Invasive Blood Pressure (IBP) Monitoring

  • Reading obtained via an indwelling catheter inserted into a specified artery.
  • The catheter is attached to a pressure transducer and monitor.
  • IBP is most often used in referral medicine.
  • Equine practices and in research depend on IBP.
  • Waveform and numerical pressures are given through this monitoring system.
  • IBP provides continuous, real-time readings.
  • IBP is considered the most accurate method of monitoring
  • An arterial catheter is placed in the dorsal pedal metatarsal artery most of the time.
  • It's important to zero the system or sample blood for arterial blood gas.
  • Risk of serious bleed from arterial line
  • A video on hemodynamic monitoring can be found at the given URL.

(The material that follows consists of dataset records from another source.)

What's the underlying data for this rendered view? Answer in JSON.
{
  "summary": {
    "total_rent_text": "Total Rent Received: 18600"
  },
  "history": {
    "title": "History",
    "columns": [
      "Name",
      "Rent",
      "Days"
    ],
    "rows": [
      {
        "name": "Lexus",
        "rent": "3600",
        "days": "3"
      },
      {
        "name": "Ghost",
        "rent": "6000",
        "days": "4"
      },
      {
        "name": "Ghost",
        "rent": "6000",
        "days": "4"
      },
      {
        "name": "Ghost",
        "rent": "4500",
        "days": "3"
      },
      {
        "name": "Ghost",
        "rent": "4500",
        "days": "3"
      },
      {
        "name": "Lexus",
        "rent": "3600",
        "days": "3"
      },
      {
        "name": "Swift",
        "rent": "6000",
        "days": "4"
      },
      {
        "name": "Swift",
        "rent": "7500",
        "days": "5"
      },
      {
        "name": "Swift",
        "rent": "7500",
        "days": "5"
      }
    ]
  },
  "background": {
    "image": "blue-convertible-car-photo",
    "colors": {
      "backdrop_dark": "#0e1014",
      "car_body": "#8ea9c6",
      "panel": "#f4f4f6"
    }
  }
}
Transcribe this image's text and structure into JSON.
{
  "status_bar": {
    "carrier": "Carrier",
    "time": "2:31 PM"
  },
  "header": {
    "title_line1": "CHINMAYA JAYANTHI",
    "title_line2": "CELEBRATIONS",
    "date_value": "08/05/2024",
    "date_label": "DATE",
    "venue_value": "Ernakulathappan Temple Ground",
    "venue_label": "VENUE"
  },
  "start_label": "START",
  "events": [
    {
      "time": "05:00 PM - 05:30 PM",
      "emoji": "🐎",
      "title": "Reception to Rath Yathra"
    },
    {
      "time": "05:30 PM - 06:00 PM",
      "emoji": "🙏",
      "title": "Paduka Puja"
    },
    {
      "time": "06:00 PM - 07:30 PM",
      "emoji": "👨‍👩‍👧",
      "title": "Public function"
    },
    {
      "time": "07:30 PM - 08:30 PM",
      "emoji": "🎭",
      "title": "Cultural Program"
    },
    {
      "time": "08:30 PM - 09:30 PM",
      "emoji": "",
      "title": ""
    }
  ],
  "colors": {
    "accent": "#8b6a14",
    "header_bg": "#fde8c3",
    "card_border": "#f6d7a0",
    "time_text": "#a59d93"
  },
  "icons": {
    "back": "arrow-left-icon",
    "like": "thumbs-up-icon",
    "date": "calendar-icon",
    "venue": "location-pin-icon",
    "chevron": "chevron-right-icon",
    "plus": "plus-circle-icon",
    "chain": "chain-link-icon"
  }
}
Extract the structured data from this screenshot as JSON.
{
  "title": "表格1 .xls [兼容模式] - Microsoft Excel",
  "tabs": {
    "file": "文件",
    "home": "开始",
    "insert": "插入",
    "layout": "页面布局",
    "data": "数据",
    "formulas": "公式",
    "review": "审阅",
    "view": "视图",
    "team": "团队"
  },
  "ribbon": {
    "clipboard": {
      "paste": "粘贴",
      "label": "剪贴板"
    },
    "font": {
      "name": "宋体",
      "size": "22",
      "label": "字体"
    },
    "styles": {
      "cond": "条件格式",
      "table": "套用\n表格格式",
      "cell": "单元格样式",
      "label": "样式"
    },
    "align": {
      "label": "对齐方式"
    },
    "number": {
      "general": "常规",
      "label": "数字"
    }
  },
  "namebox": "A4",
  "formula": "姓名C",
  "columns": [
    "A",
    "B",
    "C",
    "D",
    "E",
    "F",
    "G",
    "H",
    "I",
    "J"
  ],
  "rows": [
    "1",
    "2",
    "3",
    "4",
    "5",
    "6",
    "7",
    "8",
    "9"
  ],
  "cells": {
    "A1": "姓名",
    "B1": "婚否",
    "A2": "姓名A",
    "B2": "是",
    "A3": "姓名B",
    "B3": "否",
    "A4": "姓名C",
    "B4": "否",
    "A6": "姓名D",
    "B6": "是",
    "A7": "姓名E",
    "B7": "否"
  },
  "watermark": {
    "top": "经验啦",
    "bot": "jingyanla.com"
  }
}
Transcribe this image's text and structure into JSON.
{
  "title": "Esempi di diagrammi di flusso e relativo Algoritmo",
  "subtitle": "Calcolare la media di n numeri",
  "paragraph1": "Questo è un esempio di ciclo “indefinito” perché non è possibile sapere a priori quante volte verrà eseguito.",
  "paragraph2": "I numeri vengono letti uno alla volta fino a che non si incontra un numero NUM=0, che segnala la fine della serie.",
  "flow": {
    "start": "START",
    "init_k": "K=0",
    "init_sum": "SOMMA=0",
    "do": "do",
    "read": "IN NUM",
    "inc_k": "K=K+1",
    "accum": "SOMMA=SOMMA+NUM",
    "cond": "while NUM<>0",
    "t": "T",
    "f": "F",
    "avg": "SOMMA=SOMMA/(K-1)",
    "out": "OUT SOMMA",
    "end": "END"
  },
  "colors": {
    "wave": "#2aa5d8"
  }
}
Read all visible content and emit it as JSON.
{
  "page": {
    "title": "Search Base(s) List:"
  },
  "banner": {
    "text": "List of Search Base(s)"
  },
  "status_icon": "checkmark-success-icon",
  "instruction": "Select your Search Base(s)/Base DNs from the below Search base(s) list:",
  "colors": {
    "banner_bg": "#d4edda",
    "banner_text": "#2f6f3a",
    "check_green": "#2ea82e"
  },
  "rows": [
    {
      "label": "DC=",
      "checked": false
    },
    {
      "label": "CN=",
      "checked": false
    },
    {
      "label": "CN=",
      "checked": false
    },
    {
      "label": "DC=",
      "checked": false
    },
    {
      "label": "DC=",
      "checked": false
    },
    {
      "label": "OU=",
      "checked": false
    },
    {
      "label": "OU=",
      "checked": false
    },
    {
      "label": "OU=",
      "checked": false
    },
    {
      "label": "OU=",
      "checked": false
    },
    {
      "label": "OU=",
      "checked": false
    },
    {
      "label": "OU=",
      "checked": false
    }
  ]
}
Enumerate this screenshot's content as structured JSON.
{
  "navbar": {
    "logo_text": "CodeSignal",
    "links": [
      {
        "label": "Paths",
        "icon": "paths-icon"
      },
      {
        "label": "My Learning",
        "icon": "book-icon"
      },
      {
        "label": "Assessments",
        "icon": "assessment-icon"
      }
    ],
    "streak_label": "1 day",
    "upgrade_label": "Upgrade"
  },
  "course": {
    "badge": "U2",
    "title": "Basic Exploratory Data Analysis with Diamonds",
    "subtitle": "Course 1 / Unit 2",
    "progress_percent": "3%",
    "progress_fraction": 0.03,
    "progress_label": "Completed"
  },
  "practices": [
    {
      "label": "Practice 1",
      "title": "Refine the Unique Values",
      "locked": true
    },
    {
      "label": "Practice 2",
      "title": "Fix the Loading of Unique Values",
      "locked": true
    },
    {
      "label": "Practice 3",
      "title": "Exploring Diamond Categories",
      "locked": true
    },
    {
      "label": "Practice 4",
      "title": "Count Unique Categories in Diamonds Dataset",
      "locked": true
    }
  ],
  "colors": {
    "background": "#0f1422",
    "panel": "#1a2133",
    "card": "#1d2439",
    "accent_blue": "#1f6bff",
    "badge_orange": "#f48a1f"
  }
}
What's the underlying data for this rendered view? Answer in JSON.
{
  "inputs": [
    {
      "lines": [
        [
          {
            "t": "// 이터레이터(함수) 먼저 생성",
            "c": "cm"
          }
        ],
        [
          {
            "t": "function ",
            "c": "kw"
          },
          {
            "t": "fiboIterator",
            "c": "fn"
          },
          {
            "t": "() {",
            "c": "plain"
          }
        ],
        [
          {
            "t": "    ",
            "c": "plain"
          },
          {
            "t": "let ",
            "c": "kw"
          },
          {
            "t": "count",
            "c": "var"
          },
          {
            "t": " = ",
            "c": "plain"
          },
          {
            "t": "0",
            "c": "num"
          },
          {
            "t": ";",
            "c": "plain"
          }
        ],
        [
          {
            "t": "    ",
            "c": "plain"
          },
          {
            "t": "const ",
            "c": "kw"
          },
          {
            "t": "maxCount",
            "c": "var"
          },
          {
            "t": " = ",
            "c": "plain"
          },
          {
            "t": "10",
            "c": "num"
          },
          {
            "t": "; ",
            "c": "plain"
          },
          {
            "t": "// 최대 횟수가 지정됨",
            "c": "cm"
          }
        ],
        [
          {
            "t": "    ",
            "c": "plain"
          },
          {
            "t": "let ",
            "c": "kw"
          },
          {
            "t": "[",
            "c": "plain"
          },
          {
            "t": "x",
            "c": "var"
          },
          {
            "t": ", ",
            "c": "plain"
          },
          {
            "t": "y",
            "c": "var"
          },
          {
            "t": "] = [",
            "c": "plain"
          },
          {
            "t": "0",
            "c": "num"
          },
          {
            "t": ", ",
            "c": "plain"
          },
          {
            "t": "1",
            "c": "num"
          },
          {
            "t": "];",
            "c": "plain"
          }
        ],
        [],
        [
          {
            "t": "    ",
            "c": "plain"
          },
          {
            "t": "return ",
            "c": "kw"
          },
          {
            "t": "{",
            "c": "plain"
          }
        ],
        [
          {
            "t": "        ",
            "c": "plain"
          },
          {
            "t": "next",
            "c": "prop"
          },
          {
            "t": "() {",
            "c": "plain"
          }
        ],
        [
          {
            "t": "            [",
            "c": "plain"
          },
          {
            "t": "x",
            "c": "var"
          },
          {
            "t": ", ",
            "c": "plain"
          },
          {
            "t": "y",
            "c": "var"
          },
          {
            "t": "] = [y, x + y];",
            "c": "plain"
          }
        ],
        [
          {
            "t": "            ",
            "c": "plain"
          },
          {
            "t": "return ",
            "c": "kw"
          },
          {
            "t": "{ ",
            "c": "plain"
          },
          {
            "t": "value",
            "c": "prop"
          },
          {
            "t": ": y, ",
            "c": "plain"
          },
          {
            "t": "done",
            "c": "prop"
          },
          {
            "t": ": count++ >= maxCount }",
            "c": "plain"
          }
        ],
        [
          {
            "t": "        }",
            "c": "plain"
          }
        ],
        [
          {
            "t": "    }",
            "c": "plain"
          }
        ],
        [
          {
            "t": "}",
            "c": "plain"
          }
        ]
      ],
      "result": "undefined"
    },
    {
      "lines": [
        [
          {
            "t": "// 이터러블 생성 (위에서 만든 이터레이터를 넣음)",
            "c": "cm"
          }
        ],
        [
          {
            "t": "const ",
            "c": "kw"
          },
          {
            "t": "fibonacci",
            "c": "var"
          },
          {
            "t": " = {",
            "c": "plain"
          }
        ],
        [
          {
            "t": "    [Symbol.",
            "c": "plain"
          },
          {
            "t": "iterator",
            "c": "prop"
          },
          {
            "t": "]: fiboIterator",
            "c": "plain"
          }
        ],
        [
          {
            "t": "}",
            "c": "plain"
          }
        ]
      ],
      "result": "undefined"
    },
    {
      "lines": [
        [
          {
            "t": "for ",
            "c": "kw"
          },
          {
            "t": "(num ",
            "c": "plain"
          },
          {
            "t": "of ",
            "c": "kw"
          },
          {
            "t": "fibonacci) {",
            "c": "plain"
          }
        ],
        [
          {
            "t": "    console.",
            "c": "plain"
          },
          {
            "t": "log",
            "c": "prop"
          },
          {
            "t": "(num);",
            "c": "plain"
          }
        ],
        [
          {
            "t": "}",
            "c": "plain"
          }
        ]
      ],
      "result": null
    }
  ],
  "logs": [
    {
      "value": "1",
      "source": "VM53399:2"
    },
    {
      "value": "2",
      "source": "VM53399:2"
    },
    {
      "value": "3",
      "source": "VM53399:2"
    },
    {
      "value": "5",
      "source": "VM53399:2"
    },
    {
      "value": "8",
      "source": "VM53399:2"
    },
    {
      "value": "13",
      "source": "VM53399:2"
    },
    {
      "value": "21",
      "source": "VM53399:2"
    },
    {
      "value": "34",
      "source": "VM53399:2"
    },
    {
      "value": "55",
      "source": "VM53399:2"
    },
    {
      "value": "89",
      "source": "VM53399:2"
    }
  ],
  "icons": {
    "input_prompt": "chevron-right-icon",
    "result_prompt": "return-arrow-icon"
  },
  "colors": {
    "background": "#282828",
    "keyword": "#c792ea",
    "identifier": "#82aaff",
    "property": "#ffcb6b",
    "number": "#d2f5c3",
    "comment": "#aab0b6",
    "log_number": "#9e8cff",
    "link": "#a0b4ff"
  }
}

Central Venous Pressure Monitoring

Central venous pressure monitoring is another invasive blood pressure monitoring method

Components

  • CVP includes a manometer or multiparameter digital monitor to detect pressure in a large central vein.
  • Video on set-up for CVP using an older method of a basic water manometer.
  • In Central Venous Pressure, blood pressure is monitored in the anterior vena cava using a jugular catheter (a central line)
  • The machine assesses blood return to the heart and functioning heart.
  • It is a direct form of measurement utilizing a long jugular catheter.

Trend Monitoring

  • The trends of the patient's blood pressure should be the primary focus rather than single continuous readings.
  • It can detect any overhydration on the part of the patient for the administration of IV fluids

Case Example

  • A 15 kg, two-year-old female beagle undergoing ovariohysterectomy has received acepromazine-hydromorphone premedication and propofol for anesthetic induction.
  • Maintenance is performed with isoflurane.
  • Twenty minutes into the procedure, these vitals are recorded: a temperature of 99.5 F, pulse of 45 bpm, respiratory rate of 12 breaths per minute, and Doppler blood pressure of 75 mmHg.
  • Problem is hypotension due to bradycardia.
  • The patient is at risk for reduced levels of CO.
  • A DVM would likely prescribe atropine or glycopyrrolate.
  • With a corrected HR, blood pressure should improve and cardiac output will return to normal.